Colon Jr.’s decision to submit his DNA to several genealogy sites and track down his aunt is what ultimately worked.

“About four years ago, I heard about the DNA stuff and I wanted to see hey, this would be an awesome tool if I could connect with family and specifically, connect with my cousin, because I knew she had a kid, or cousins, multiple children, or her,” he explained. “So I got the kits, purchased one for me, for my wife, ordered another one from another website because I felt the more sites I’m on, the more chance that something would come about from that.”

In March Colon Jr. got a match that put the entire puzzle together.

“I get notified that ‘Hey, your DNA was matched to a victim of a homicide,'” Colon Jr. explained. “So we got in touch and they asked me, ‘Do you know anyone in your family?’ and I immediately, once they reached out to me, I knew it was her.”

After 45 years, Pennsylvania State Police identified Beth Doe as Evelyn Colon.

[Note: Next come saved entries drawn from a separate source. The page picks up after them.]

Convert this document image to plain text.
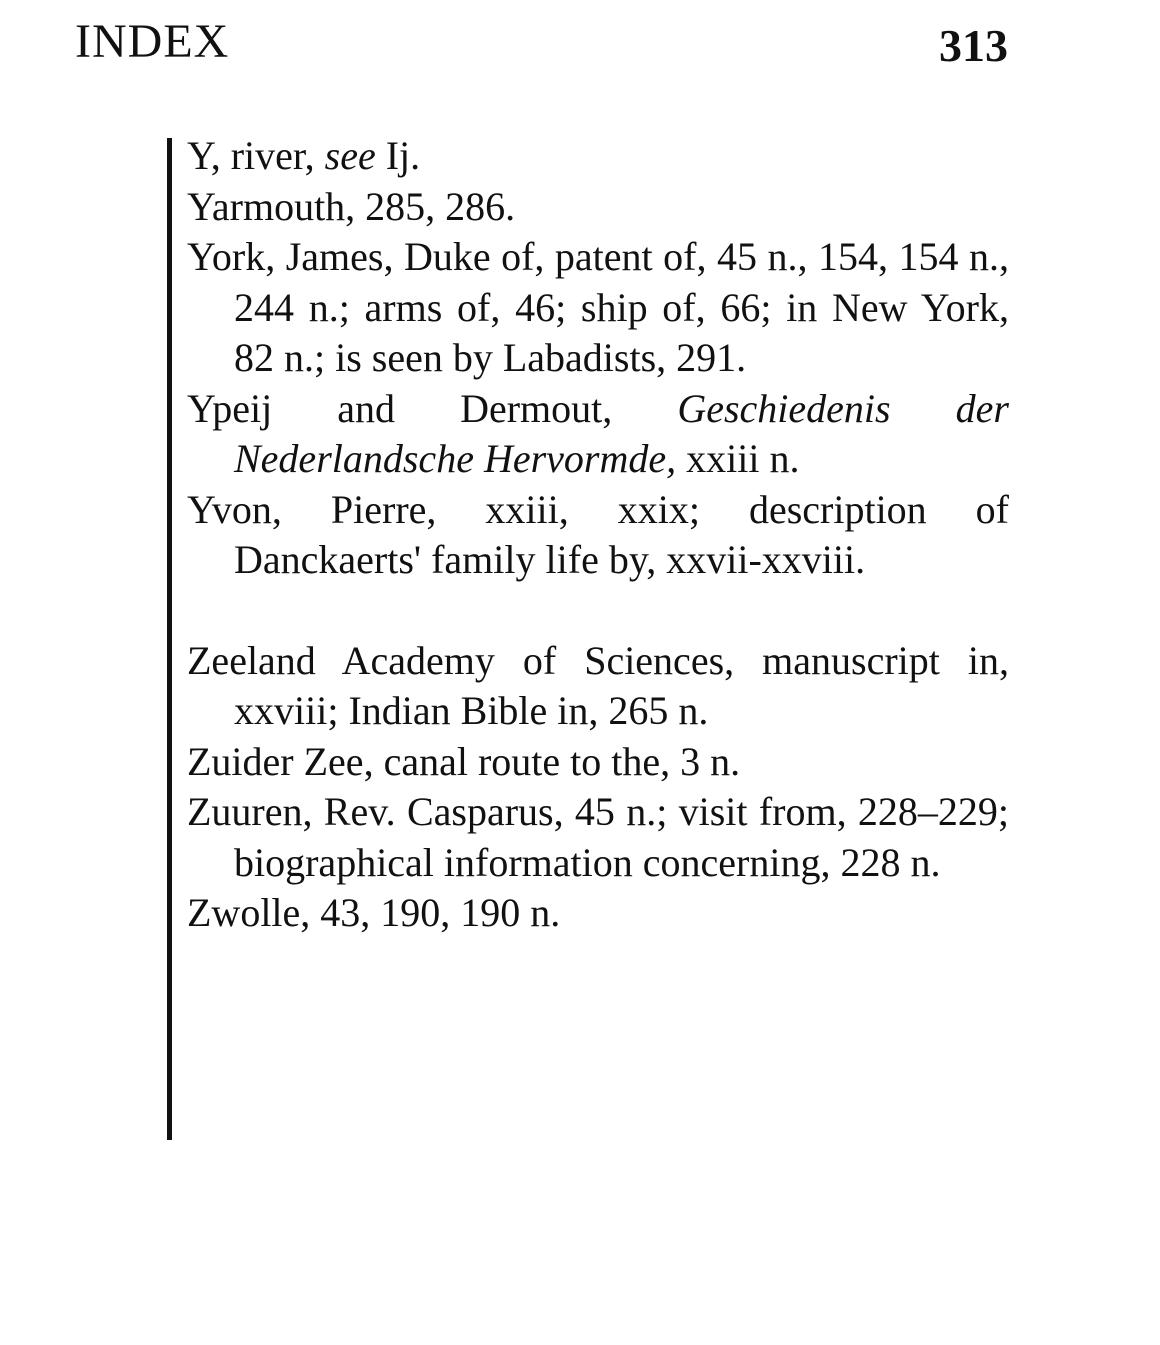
INDEX	313

Y, river, see Ij.

Yarmouth, 285, 286.

York, James, Duke of, patent of, 45 n., 154, 154 n., 244 n.; arms of, 46; ship of, 66; in New York, 82 n.; is seen by Labadists, 291.

Ypeij and Dermout, Geschiedenis der Nederlandsche Hervormde, xxiii n.

Yvon, Pierre, xxiii, xxix; description of Danckaerts' family life by, xxvii-xxviii.

Zeeland Academy of Sciences, manuscript in, xxviii; Indian Bible in, 265 n.

Zuider Zee, canal route to the, 3 n.

Zuuren, Rev. Casparus, 45 n.; visit from, 228–229; biographical information concerning, 228 n.

Zwolle, 43, 190, 190 n.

“It was obvious, there was no other person in my family who was missing,” Colon Jr. said. “And that’s when the ball started rolling.”

Colon’s body was buried in White Haven, Pennsylvania, and the community has been tending to her grave ever since.

“We’re so thankful for that community, that Carbon County community, that they loved her, that they cared for her,” Colon-Veltman said. “They treated her like their own, these random people for all these years.”